À cet endroit, situé sur le côté de l’île, abrité par la montagne, il n’y avait pas de vent. Le Pacifique éclairé par le soleil s’étendait sous leurs yeux. La falaise couverte de pins tombait à pic sur la mer, ses rochers saillants étaient teintés en blanc par les déjections des cormorans, l’eau voisine du pied de la falaise était d’un brun foncé dû au varech poussant sur le fond de l’eau.

Shinji montra du doigt un rocher élevé sur lequel des vagues furieuses se brisaient en poussière d’eau et donna une explication.

— Ce rocher s’appelle l’île Noire. C’est là que l’agent de police Suzuki pêchait quand les vagues l’ont emporté.

Shinji était tout heureux mais le temps approchait où Hatsue était attendue au phare. S’éloignant du parapet de béton, Hatsue se tourna vers Shinji.

— Il faut que je m’en aille, dit-elle.

Shinji ne dit rien mais il prit un air étonné.

Il avait aperçu une ligne noire en travers du devant de son sweater rouge. Hatsue suivit son regard et vit que le bord du parapet auquel elle s’était appuyée avait laissé une trace noire sur son sweater. Penchant la tête elle se mit à taper sa poitrine avec le plat de la main.

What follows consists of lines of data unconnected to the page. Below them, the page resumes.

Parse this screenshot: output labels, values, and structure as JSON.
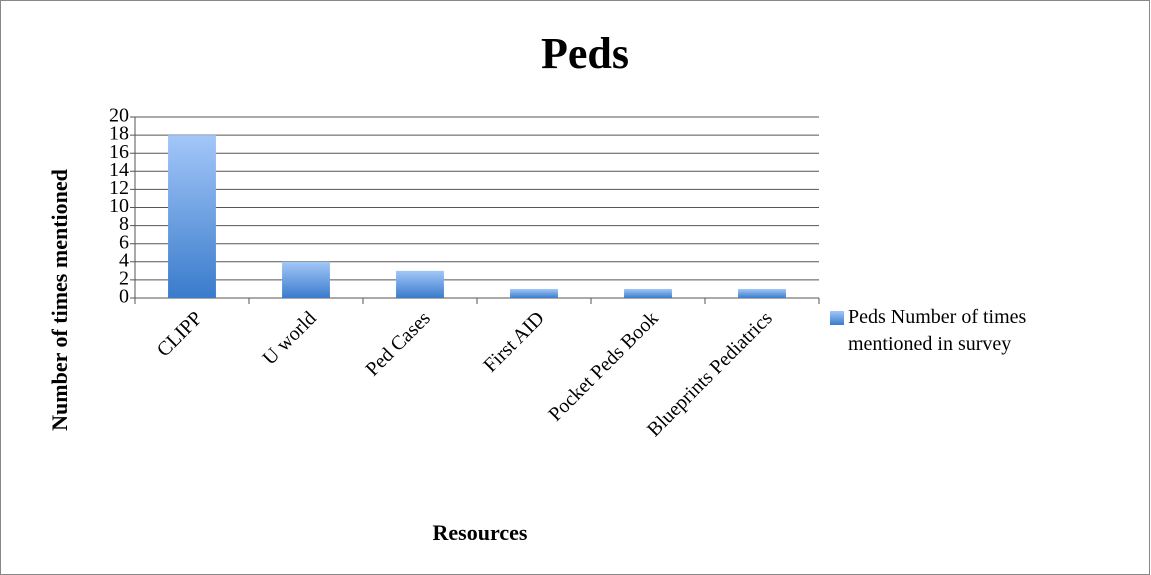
{
  "chart_data": {
    "type": "bar",
    "title": "Peds",
    "categories": [
      "CLIPP",
      "U world",
      "Ped Cases",
      "First AID",
      "Pocket Peds Book",
      "Blueprints Pediatrics"
    ],
    "series": [
      {
        "name": "Peds Number of times mentioned in survey",
        "color": "#5b93dd",
        "values": [
          18,
          4,
          3,
          1,
          1,
          1
        ]
      }
    ],
    "x_label": "Resources",
    "y_label": "Number of times mentioned",
    "ylim": [
      0,
      20
    ],
    "yticks": [
      0,
      2,
      4,
      6,
      8,
      10,
      12,
      14,
      16,
      18,
      20
    ],
    "grid": true,
    "legend": "right"
  }
}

Deux légères éminences du sweater, que l’on aurait pu croire soutenues par de fermes supports, se mirent à danser légèrement.

Shinji regardait, rempli d’admiration. Les seins de Hatsue, qu’elle avait frappés du plat de la main, ressemblaient à de petits animaux joueurs. Shinji était impressionné par la douce élasticité de leurs mouvements ; la saleté de la ligne noire avait disparu.

Shinji descendit le premier l’escalier de ciment, Hatsue le suivit, ses socques faisaient entendre des claquements légers et clairs répétés par les quatre murs des ruines. Il commençait à descendre au rez-de-chaussée, lorsque le bruit des socques derrière Shinji s’arrêta. Il se retourna. La jeune fille riait.

— Qu’y a-t-il ? demanda-t-il.

— Je suis noire aussi, mais vous, vous êtes tout à fait noir !

— Comment cela ?

— Vous êtes complètement brûlé par le soleil, n’est-ce pas ?

Le jeune homme rit, sans autre raison et continua à descendre. Ils allaient partir lorsqu’il fit brusquement demi-tour et remonta : il avait oublié la charge de bois que sa mère lui avait demandé de rapporter.

Sur le chemin du retour, Shinji allait devant la jeune fille, sa montagne d’aiguilles de pin sur le dos. Comme elle lui demandait son nom, il se nomma pour la première fois. Mais il se hâta de lui recommander de ne mentionner son nom à personne et de ne pas parler de leur rencontre. Shinji savait combien les gens du village avaient mauvaise langue. Hatsue promit de ne rien dire. Ainsi leur crainte fondée des commérages dont le village était friand transforma ce qui n’avait été qu’une innocente rencontre en un secret entre les deux jeunes gens.

Shinji marchait, silencieux, ne sachant comment ils pourraient se rencontrer de nouveau et ils atteignirent bientôt le point d’où ils pouvaient apercevoir le phare. Il lui indiqua un raccourci menant derrière la maison du gardien du phare et lui dit au revoir puis, à dessein, il prit un chemin faisant le grand tour pour descendre au village.